Awards preview: corporate team of the year

On 22 June, 1400 people will crowd into the Grosvenor House Hotel on Park Lane for the most eagerly-awaited event of the year. With only one week to go, The Lawyer brings you a sneak preview of the shortlisted individuals and teams

Freshfields Bruckhaus Deringer

This three-in-one restructuring deal for Invensys saved the automation and controls group from certain demise. To repair a balance sheet groaning with debt, much of which was just about to mature, a £2.7bn package was constructed, including an open offer, a bond issue and a syndicated bank facility. Freshfields’ team, led by finance partner Edward Evans and corporate partner Ben Spiers, had a race against time to help put together the three inter-conditional strands to the refinancing within a two-month period.

Fried Frank Harris Shriver & Jacobson

Fried Frank was plunged in at the deep end on its first corporate deal for NTL. It arranged a $1.4bn (£764.2m) rights issue, the year’s largest US Securities and Exchange Commission equity offering by a European company, and one of the biggest capital-raising exercises of a company with a primary US listing, over the past decade.
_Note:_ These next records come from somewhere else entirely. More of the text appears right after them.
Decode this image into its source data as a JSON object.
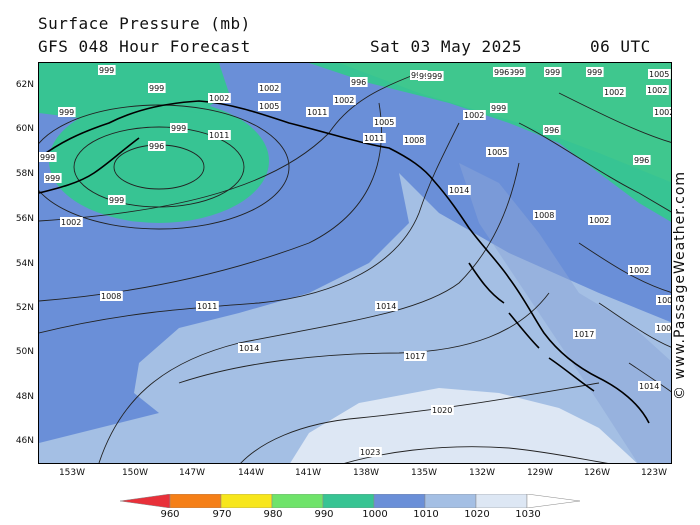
{
  "header": {
    "title": "Surface Pressure (mb)",
    "subtitle": "GFS 048 Hour Forecast",
    "date": "Sat 03 May 2025",
    "time": "06 UTC"
  },
  "credit": "© www.PassageWeather.com",
  "axes": {
    "latitudes": [
      "62N",
      "60N",
      "58N",
      "56N",
      "54N",
      "52N",
      "50N",
      "48N",
      "46N"
    ],
    "longitudes": [
      "153W",
      "150W",
      "147W",
      "144W",
      "141W",
      "138W",
      "135W",
      "132W",
      "129W",
      "126W",
      "123W"
    ]
  },
  "legend": {
    "labels": [
      "960",
      "970",
      "980",
      "990",
      "1000",
      "1010",
      "1020",
      "1030"
    ],
    "colors": [
      "#e8303a",
      "#f57f17",
      "#f7e61c",
      "#6fe36a",
      "#37c493",
      "#6a8fd8",
      "#a4bfe4",
      "#dde7f4",
      "#ffffff"
    ]
  },
  "isobar_labels": [
    "999",
    "999",
    "999",
    "999",
    "999",
    "999",
    "999",
    "999",
    "999",
    "999",
    "999",
    "999",
    "999",
    "999",
    "996",
    "996",
    "996",
    "996",
    "996",
    "1002",
    "1002",
    "1002",
    "1002",
    "1002",
    "1002",
    "1002",
    "1002",
    "1002",
    "1002",
    "1002",
    "1005",
    "1005",
    "1005",
    "1005",
    "1008",
    "1008",
    "1008",
    "1008",
    "1011",
    "1011",
    "1011",
    "1011",
    "1014",
    "1014",
    "1014",
    "1014",
    "1017",
    "1017",
    "1020",
    "1023"
  ]
}
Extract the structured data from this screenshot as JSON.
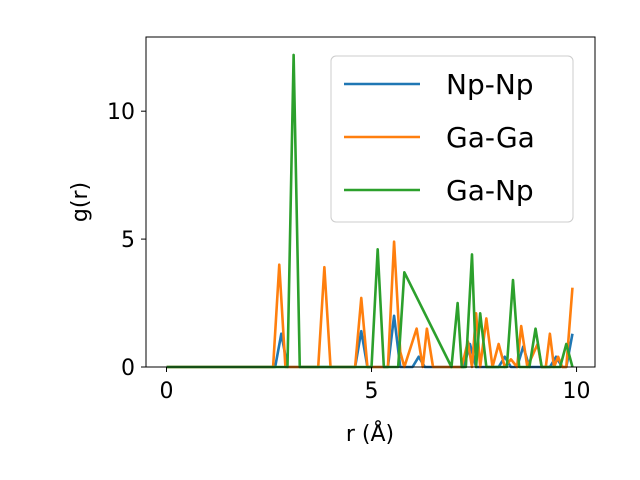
{
  "chart_data": {
    "type": "line",
    "xlabel": "r (Å)",
    "ylabel": "g(r)",
    "xlim": [
      -0.5,
      10.45
    ],
    "ylim": [
      0,
      12.9
    ],
    "xticks": [
      0,
      5,
      10
    ],
    "yticks": [
      0,
      5,
      10
    ],
    "legend_position": "top-right",
    "grid": false,
    "series": [
      {
        "name": "Np-Np",
        "color": "#1f77b4",
        "x": [
          0,
          2.65,
          2.8,
          2.95,
          4.6,
          4.75,
          4.9,
          5.4,
          5.55,
          5.7,
          6.0,
          6.15,
          6.3,
          7.25,
          7.4,
          7.55,
          8.1,
          8.25,
          8.4,
          8.55,
          8.7,
          8.85,
          9.35,
          9.5,
          9.65,
          9.75,
          9.9
        ],
        "y": [
          0,
          0,
          1.3,
          0,
          0,
          1.4,
          0,
          0,
          2.0,
          0,
          0,
          0.4,
          0,
          0,
          0.9,
          0,
          0,
          0.4,
          0,
          0,
          0.8,
          0,
          0,
          0.4,
          0,
          0,
          1.3
        ]
      },
      {
        "name": "Ga-Ga",
        "color": "#ff7f0e",
        "x": [
          0,
          2.6,
          2.75,
          2.9,
          3.7,
          3.85,
          4.0,
          4.6,
          4.75,
          4.9,
          5.4,
          5.55,
          5.7,
          5.8,
          6.1,
          6.25,
          6.35,
          6.5,
          7.2,
          7.35,
          7.45,
          7.55,
          7.65,
          7.8,
          7.95,
          8.1,
          8.25,
          8.4,
          8.55,
          8.65,
          8.8,
          9.05,
          9.15,
          9.25,
          9.35,
          9.45,
          9.55,
          9.65,
          9.75,
          9.9
        ],
        "y": [
          0,
          0,
          4.0,
          0,
          0,
          3.9,
          0,
          0,
          2.7,
          0,
          0,
          4.9,
          0.6,
          0,
          1.5,
          0,
          1.5,
          0,
          0,
          1.0,
          0,
          2.1,
          0,
          1.9,
          0,
          0.9,
          0,
          0.3,
          0,
          1.6,
          0,
          0.9,
          0,
          0,
          1.3,
          0,
          0.4,
          0,
          0,
          3.1
        ]
      },
      {
        "name": "Ga-Np",
        "color": "#2ca02c",
        "x": [
          0,
          2.95,
          3.1,
          3.25,
          5.0,
          5.15,
          5.3,
          5.65,
          5.8,
          6.95,
          7.1,
          7.2,
          7.3,
          7.45,
          7.55,
          7.65,
          7.8,
          7.9,
          8.3,
          8.45,
          8.6,
          8.85,
          9.0,
          9.15,
          9.6,
          9.75,
          9.9
        ],
        "y": [
          0,
          0,
          12.2,
          0,
          0,
          4.6,
          0,
          0,
          3.7,
          0,
          2.5,
          0,
          0,
          4.4,
          0,
          2.1,
          0,
          0,
          0,
          3.4,
          0,
          0,
          1.5,
          0,
          0,
          0.9,
          0
        ]
      }
    ]
  }
}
With just a matter of weeks to get to know the intricacies of NTL, Fried Frank’s transatlantic team, led by restructuring group head Brad Eric Scheler and corporate partner Jeffrey Bagner, pulled it off. The firm was also heavily involved in the subsequent notes offering, including an innovative debt structure allowing NTL, through the ring-fencing of the company’s mast business, wider flexibility for future capitalisation.
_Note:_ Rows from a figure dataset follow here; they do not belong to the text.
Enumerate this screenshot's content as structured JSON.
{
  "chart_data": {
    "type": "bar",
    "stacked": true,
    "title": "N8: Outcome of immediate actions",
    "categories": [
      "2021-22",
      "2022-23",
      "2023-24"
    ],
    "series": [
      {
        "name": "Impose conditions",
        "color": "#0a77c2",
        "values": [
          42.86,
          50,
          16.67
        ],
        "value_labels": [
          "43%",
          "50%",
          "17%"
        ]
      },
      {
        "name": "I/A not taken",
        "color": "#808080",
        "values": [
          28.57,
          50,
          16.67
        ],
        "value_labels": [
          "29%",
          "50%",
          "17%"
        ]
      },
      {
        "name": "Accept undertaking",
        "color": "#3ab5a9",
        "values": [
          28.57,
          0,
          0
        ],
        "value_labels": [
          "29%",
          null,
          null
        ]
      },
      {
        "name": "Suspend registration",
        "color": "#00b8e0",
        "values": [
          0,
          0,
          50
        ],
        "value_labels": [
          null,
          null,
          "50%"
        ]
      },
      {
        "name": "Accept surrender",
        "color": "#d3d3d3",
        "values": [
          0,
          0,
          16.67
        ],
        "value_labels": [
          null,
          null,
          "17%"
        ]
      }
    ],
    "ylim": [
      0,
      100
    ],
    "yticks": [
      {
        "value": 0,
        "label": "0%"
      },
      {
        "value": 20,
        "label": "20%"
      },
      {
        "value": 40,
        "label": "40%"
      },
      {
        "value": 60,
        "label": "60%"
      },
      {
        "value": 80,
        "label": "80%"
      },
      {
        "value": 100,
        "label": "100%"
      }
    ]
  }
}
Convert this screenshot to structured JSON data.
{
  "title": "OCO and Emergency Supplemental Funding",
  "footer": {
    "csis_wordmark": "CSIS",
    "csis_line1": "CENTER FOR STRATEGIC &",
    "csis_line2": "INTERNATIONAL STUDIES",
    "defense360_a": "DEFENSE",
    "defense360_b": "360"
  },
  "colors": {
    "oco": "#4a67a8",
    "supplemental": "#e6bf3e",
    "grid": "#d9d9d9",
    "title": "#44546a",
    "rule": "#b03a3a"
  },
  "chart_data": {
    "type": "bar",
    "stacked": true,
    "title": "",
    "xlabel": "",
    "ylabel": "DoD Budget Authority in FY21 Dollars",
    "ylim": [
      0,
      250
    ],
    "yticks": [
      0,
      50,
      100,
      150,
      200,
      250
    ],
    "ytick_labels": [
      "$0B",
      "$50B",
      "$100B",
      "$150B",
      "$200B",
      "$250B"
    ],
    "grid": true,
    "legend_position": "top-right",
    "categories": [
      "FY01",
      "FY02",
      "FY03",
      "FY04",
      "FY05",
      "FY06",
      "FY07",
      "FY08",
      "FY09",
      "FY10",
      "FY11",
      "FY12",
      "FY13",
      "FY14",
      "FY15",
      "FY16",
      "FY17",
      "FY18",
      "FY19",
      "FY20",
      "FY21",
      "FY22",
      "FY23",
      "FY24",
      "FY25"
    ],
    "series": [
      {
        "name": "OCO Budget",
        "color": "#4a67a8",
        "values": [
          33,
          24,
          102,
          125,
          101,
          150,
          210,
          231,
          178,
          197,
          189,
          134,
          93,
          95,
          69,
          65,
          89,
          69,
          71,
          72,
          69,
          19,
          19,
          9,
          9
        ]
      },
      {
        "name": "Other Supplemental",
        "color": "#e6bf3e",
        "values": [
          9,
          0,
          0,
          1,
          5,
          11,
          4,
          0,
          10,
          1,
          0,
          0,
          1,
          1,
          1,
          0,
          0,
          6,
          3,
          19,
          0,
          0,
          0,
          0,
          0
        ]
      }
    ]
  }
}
Hammonds’ concerted push into Europe over the past three years enabled the firm to complete the joint acquisition of Germany’s Grundig. Following Grundig’s insolvency last year, Hammonds, on behalf of the UK’s Alba and Turkey’s Beko Elektronik, was charged with negotiating with administrators across 14 jurisdictions. The year-long transaction required Hammonds to deal with a plethora of separate inter-creditor agreements while helping its clients to edge closer to the final purchase. Thrown in for good measure was a range of antitrust hurdles that the nine-strong team, led by Birmingham-based corporate partner David Hull, overcame, achieving clearance for the e90m (£59.6m) deal.

Norton Rose

A triumphant turn by Norton Rose saw the firm handle one of the most complex reorganisations of 2003. The restructuring of Drax’s seemingly insurmountable £1.3bn debt mountain involved corporate partners Laurence Levy and Mark Bankes’s team negotiating with a huge number of different parties to satisfy each of their interests. As a former adviser to the company, Norton Rose re-entered the fray in August just days before US parent company AES Corp exited the already advanced transaction. With the end of 2003 slated as the completion date, Norton Rose worked to finalise the scheme of arrangement, in between which the firm managed an ultimately failed auction to put in place a deal which saved the investors and the company itself.

Travers Smith Braithwaite

In a deal that defies categorisation, Travers’ role as adviser to the UK settlement agency CRESTCo exemplified its cross-practice strengths in corporate, finance, contractual, regulatory and legislative law. Travers drove CRESTCo’s transition from a century-old, paper-based money market to an electronic-based system trading in short-term bonds in just four years. Given the size of the transaction, Travers’ team comprised just five lawyers, led by partner Mark Evans, who dematerialised a money market worth £160bn annually. Following consultations with the Treasury and various City regulators, Travers executed the final stage of the deal, the migration of paper to electronic securities, in four ‘mini-bang’ phases at the end of 2003.

Weil Gotshal & Manges

It would be easy to assume that, after acting for private equity-backed directories business Yell on its first abortive flotation in 2002, a second attempt would be a breeze. Not so. For Weil Gotshal’s London office the second trip to the London Stock Exchange for Yell involved not only the £2bn float, but a complete restructuring of the company and a refinancing, which were all completed in just three and a half weeks. A core team of 25 Weil Gotshal lawyers undertook the restructuring, which involved dealing with complex tax issues in three jurisdictions, spanning the UK, the US and Germany. The result? Renewed confidence for private equity houses to exit investments via a stock exchange.